The thick green nerveless phyllodes are crowded on the branchlets and have an oblong to asymmetrically cuneate shape that is recurved at least at the apex.

The terete to flat, ascending to erect phyllodes have a length of 2 to 5 mm and a width of 0.5 to 1.5 mm and are obliquely narrowed to a distinct, acute point.
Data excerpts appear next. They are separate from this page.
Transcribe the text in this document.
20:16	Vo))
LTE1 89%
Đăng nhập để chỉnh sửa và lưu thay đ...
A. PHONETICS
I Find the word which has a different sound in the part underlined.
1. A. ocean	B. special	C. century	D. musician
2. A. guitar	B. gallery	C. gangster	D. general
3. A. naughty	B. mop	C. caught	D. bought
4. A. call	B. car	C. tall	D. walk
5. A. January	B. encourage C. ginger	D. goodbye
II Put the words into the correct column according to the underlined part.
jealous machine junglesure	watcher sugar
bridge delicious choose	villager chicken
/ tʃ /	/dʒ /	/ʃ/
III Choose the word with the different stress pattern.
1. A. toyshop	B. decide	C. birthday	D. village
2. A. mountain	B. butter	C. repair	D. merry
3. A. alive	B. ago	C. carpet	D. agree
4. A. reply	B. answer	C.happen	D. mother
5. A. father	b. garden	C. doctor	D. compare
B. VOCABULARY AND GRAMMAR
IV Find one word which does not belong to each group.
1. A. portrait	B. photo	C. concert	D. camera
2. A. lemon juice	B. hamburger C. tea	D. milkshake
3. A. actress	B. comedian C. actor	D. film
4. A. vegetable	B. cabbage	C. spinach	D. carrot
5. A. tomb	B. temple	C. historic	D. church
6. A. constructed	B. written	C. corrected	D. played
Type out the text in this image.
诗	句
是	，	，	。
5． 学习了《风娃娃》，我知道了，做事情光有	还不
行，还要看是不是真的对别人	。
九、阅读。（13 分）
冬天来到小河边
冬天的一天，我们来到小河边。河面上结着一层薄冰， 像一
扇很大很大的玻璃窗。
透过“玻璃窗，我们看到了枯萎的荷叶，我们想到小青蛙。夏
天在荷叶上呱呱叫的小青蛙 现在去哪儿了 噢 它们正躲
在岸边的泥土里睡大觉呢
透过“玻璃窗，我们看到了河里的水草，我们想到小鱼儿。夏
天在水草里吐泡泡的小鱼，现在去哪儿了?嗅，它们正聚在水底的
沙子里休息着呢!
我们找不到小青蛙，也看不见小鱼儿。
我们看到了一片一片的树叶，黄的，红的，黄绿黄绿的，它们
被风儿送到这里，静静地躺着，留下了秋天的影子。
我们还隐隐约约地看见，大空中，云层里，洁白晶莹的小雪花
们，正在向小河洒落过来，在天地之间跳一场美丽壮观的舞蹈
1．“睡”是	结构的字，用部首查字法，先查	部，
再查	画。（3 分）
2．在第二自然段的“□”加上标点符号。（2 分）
It blooms from June to August and produces yellow flowers.

==Taxonomy==
It was first formally described by the botanists Joseph Maiden and William Blakely in 1928 as part of the work Descriptions of fifty new species and six varieties of western and northern Australian Acacias, and notes on four other species as published in the Journal of the Royal Society of Western Australia. It was reclassified as Racosperma sedifolium in 2003 by Leslie Pedley then transferred back to genus Acacia in 2006.
There are two recognised subspecies:
- Acacia sedifolia subsp. pulvinata
- Acacia sedifolia subsp. sedifolia

==Distribution==
It is native to an area in the Wheatbelt region of Western Australia where it is found on ridges and hill tops in areas of laterite growing in gravelly sand, clay or loam soils.